Начальник, замотанный полотенцем, продолжал лежать на диване. Он охал и стонал. Но он еще больше застонал, когда Панфилыч вошел в комнату.

Панфилыч сказал:

– Я очень сожалею, уважаемый, что мои пчелы вас укусили. Но в этом вы сами виноваты. Нельзя столь равнодушно относиться к делам, независимо от того, большие они или маленькие. Пчелы этого не выносят. Они без всяких разговоров кусают за это людей.

Начальник застонал еще больше, а Панфилыч продолжал:

– Пчелы абсолютно не переносят бюрократизма и равнодушия к их судьбе. Вы же с ними поступили так, как, вероятно, поступаете с людьми, – и вот вам расплата.

Панфилыч посмотрел в окно и добавил:

– Закат солнца произошел. Мои спутницы заняли свои места. Честь имею кланяться! Мы поехали.

Начальник станции слабо кивнул головой – дескать, уезжайте поскорей! И тихо прошептал:

– Всех ли пчел-то захватили? Глядите не оставьте чего-нибудь у нас.

Панфилыч говорит:

– Если две-три пчелы у вас и останутся, то это вам пойдет на пользу. Своим жужжанием они вам будут напоминать о последнем событии.

С этими словами Панфилыч вышел из помещения.

На другой день к вечеру наш славный Панфилыч прибыл со своим живым товаром к месту назначения.

Колхозники встретили его с музыкой.

Фокин-Мокин

Давеча я зашел в одну артель. К коммерческому директору. Надо было схлопотать одно дельце для нашего учреждения. Один заказ.

Все наши сотрудники бесцельно ходили к этому неуловимому директору. И вот наконец послали меня.

Заведующий мне сказал:

– Человек вы нервный, солидный. Сходите. Может, вам посчастливится поймать его.

Вообще-то я не любитель ходить по учреждениям. Какого-то такого морального удовлетворения не испытываешь, как, например, от посещения кино. Но раз такое дело – пришлось пойти.

Прихожу в эту артель. Спрашиваю, где этот Фокин – коммерческий директор.

Уборщица отвечает:

– Фокина нет.

Я говорю:

– Подожду вашего Фокина. Проведите меня в его кабинет.

Сначала уборщица не хотела даже указывать, где его кабинет.

А надо сказать, я человек крайне нервный. Немножко понервничаю – у меня уже голос дрожит, и руки дрожат, и сам весь дрожу.

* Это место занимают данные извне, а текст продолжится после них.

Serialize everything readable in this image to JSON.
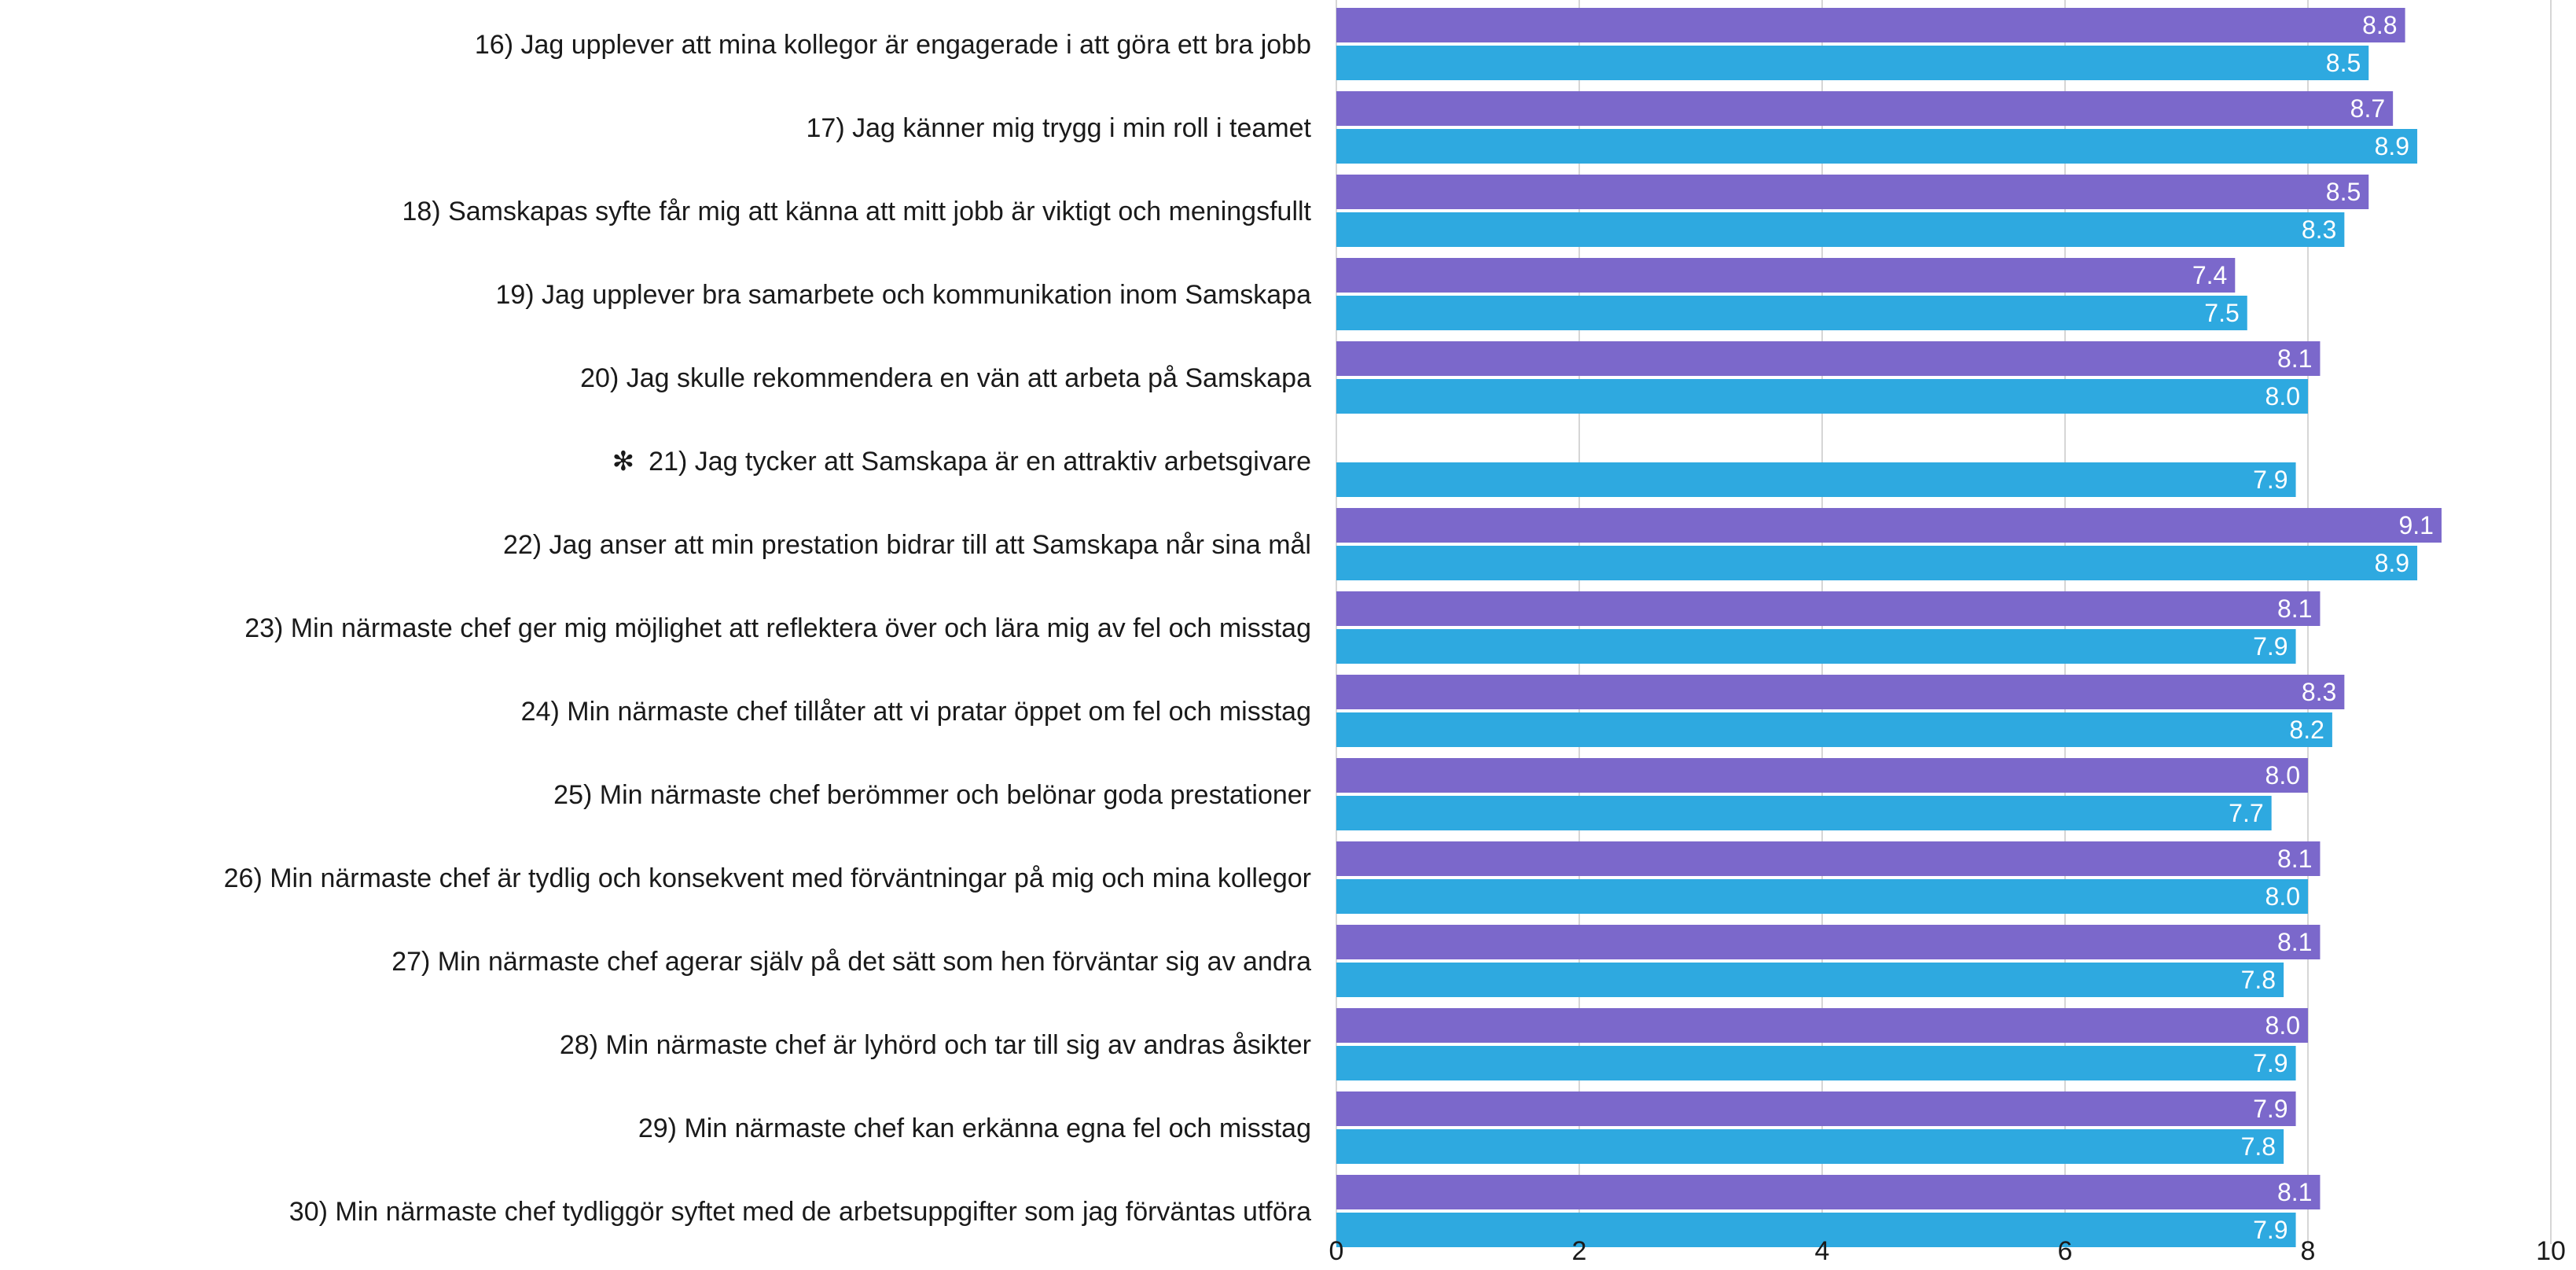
{
  "chart_data": {
    "type": "bar",
    "orientation": "horizontal",
    "xlim": [
      0,
      10
    ],
    "ticks": [
      "0",
      "2",
      "4",
      "6",
      "8",
      "10"
    ],
    "grid": true,
    "categories": [
      "16) Jag upplever att mina kollegor är engagerade i att göra ett bra jobb",
      "17) Jag känner mig trygg i min roll i teamet",
      "18) Samskapas syfte får mig att känna att mitt jobb är viktigt och meningsfullt",
      "19) Jag upplever bra samarbete och kommunikation inom Samskapa",
      "20) Jag skulle rekommendera en vän att arbeta på Samskapa",
      "21) Jag tycker att Samskapa är en attraktiv arbetsgivare",
      "22) Jag anser att min prestation bidrar till att Samskapa når sina mål",
      "23) Min närmaste chef ger mig möjlighet att reflektera över och lära mig av fel och misstag",
      "24) Min närmaste chef tillåter att vi pratar öppet om fel och misstag",
      "25) Min närmaste chef berömmer och belönar goda prestationer",
      "26) Min närmaste chef är tydlig och konsekvent med förväntningar på mig och mina kollegor",
      "27) Min närmaste chef agerar själv på det sätt som hen förväntar sig av andra",
      "28) Min närmaste chef är lyhörd och tar till sig av andras åsikter",
      "29) Min närmaste chef kan erkänna egna fel och misstag",
      "30) Min närmaste chef tydliggör syftet med de arbetsuppgifter som jag förväntas utföra"
    ],
    "marker": "✻",
    "marked_category_index": 5,
    "series": [
      {
        "color": "#7b68cb",
        "values": [
          8.8,
          8.7,
          8.5,
          7.4,
          8.1,
          null,
          9.1,
          8.1,
          8.3,
          8.0,
          8.1,
          8.1,
          8.0,
          7.9,
          8.1
        ]
      },
      {
        "color": "#2ea9e0",
        "values": [
          8.5,
          8.9,
          8.3,
          7.5,
          8.0,
          7.9,
          8.9,
          7.9,
          8.2,
          7.7,
          8.0,
          7.8,
          7.9,
          7.8,
          7.9
        ]
      }
    ]
  }
}
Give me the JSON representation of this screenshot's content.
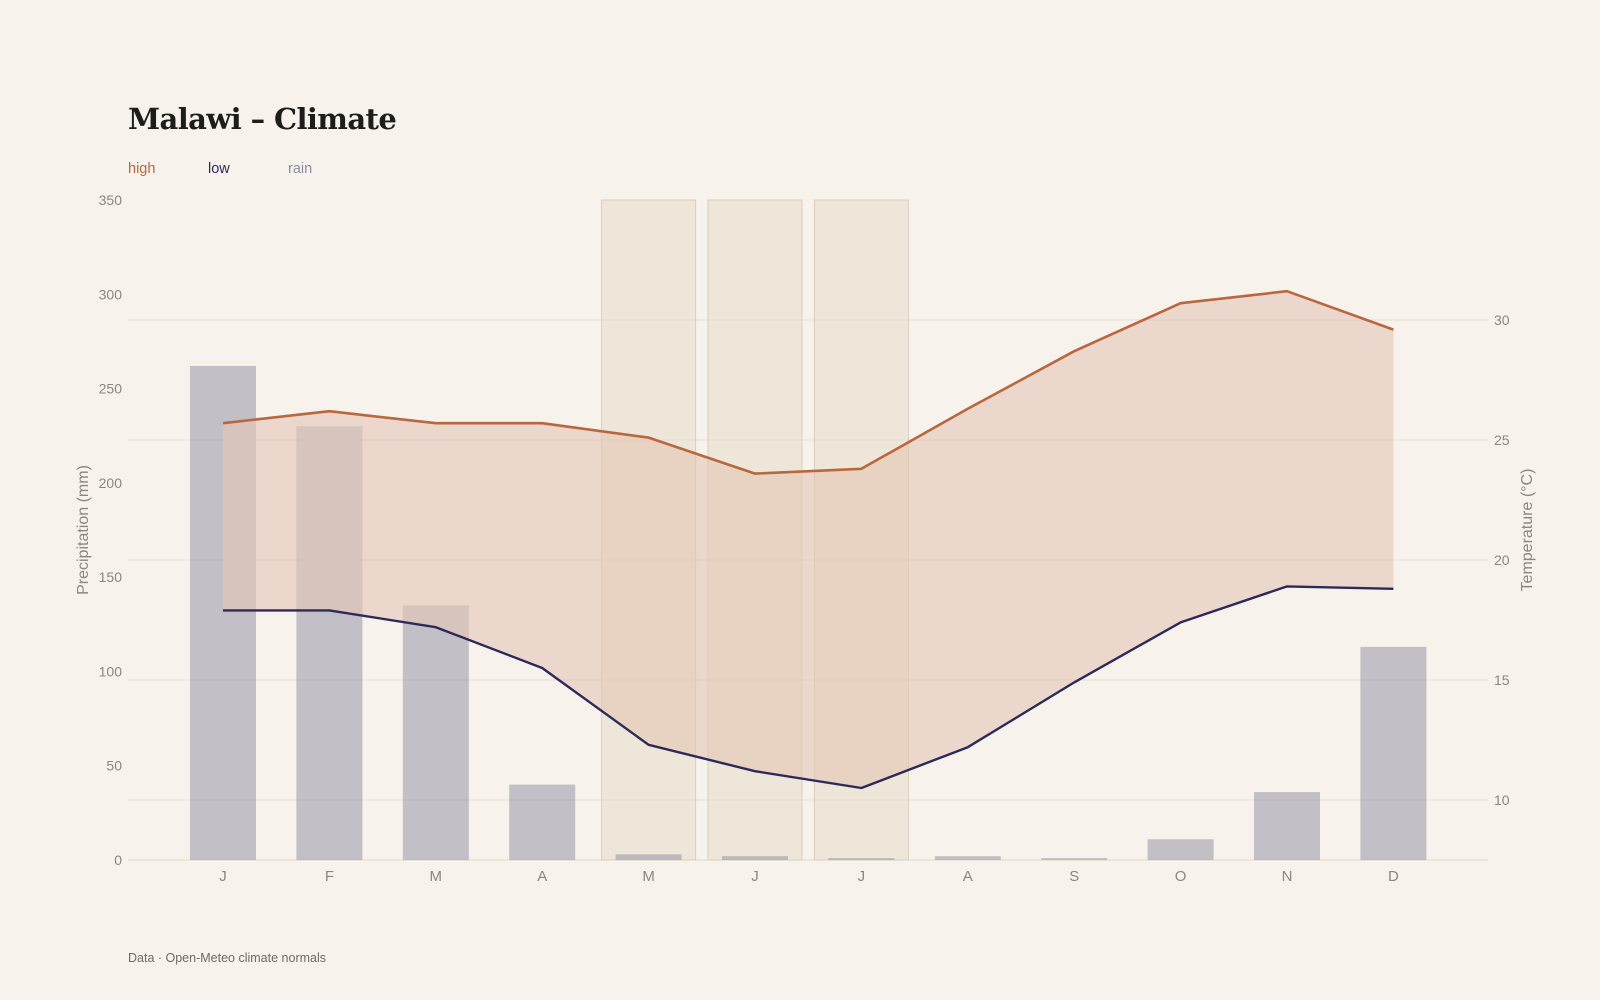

Недавно на врачебной комиссии доктор велел мне положить ногу на ногу, и по коленке он ударил молоточком, чтоб посмотреть, какой я нервный. Так нога у меня так подскочила, что разбежался весь медицинский персонал. И врач сказал: «Нет, я больше не буду вас испытывать, а то вы мне тут весь персонал изувечите».

Так вот, увидев, что я такой нервный, уборщица провела меня в кабинет к этому Фокину. И я там сел за его стол.

И решил не сходить с места, пока не появится сам директор. И вот скрутил папиросочку и сижу за этим столом. Мечтаю, чтоб кто-нибудь дал мне огонька закурить.

Открывается дверь. И в кабинет заглядывает какой-то посетитель. Вежливо кланяется мне и улыбается.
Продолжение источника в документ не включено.